[Resource Topic] 2024/1594: Bit-fixing Correlation Attacks on Goldreich's Pseudorandom Generators

Welcome to the resource topic for 2024/1594

Title:
Bit-fixing Correlation Attacks on Goldreich’s Pseudorandom Generators

Authors: Ximing Fu, Mo Li, Shihan Lyu, Chuanyi Liu

Abstract:

We introduce a powerful attack, termed the bit-fixing correlation attack, on Goldreich’s pseudorandom generators (PRGs), specifically focusing on those based on the \mathsf{XOR}\text{-}\mathsf{THR} predicate. By exploiting the bit-fixing correlation property, we derive correlation equations with high bias by fixing certain bits. Utilizing two solvers to handle these high-bias correlation equations, we present inverse attacks on \mathsf{XOR}\text{-}\mathsf{THR} based PRGs within the complexity class \mathsf{NC}^{0}.

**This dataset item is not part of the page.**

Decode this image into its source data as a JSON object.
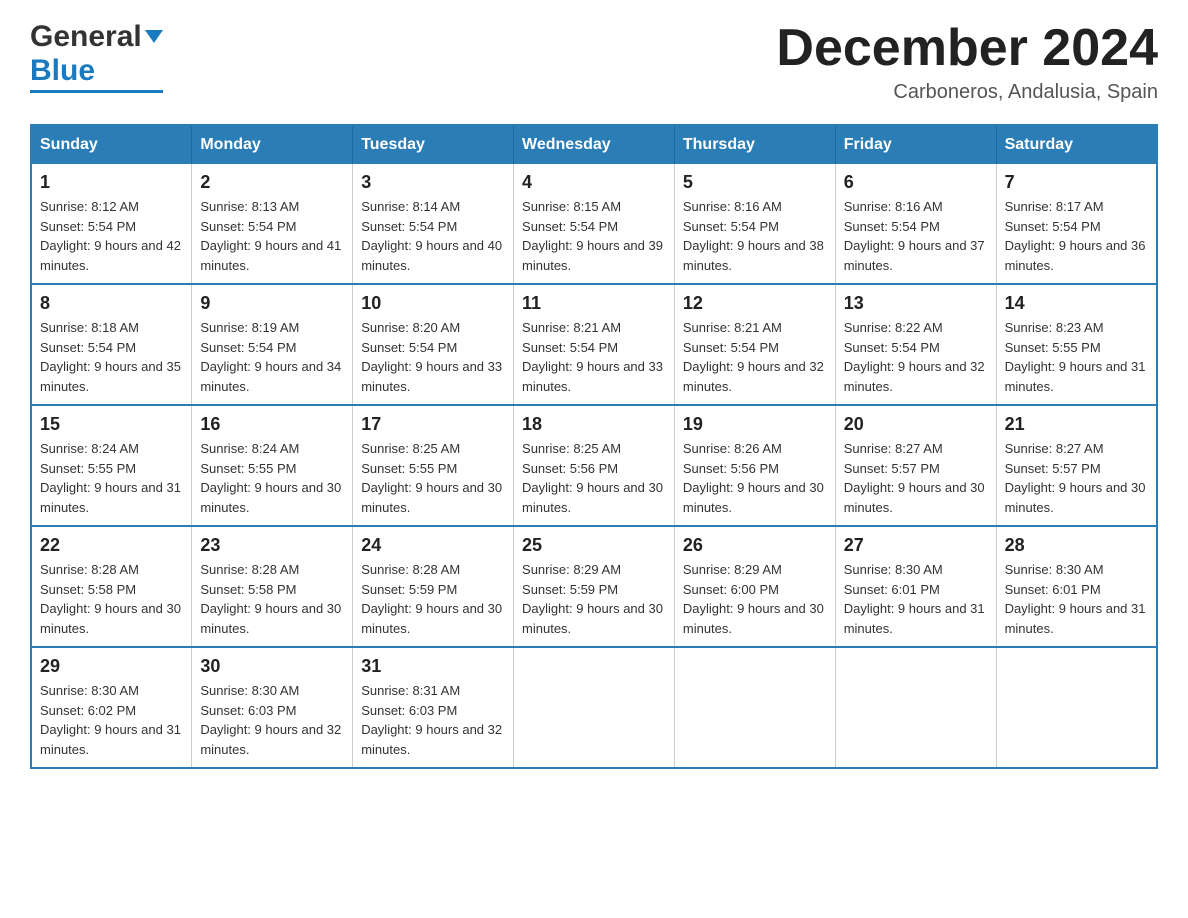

We efficiently attack the \mathsf{XOR}\text{-}\mathsf{MAJ} challenges (STOC 2016), demonstrating that the \mathsf{XOR}\text{-}\mathsf{MAJ} predicate fails to be s-pseudorandom with n-bit security even for a stretch factor s = 1, where n is the size of the secret seed. For instance, a challenge of n=42 and s = 1 can be broken using approximately 2^{28} calls to Gaussian elimination. We extend our attack to an instance used in constructing silent Oblivious Transfer (OT) protocols (Eurocrypt 2024), with n=256. This attack can be realized with approximately 2^{29} calls to Gaussian elimination, and we have implemented this attack on a cluster of 32 CPU cores, successfully recovering the secret seed in 5.5 hours. Furthermore, we extend our results to general Piecewise Symmetric Predicates of the form \mathsf{XOR}\text{-}\mathsf{X}, showing that \mathsf{XOR}\text{-}\mathsf{MAJ} is far from well designed predicate against bit-fixing correlation attack.

With marginal modification, our attack can also be adapted to the FiLIP cipher instantiated with \mathsf{THR}-related predicates, making it effective against most FiLIP instances. For example, the FiLIP cipher instantiated on \mathsf{XOR} \text{-}\mathsf{THR} with key size 982 can be broken using approximately 2^{51} calls to Gaussian elimination.

Based on these findings, we show that the traditional security assumptions for Goldreich’s PRGs—namely, (a) \Omega(s)-resilience and (b) algebraic immunity—are insufficient to guarantee pseudorandomness or one-wayness.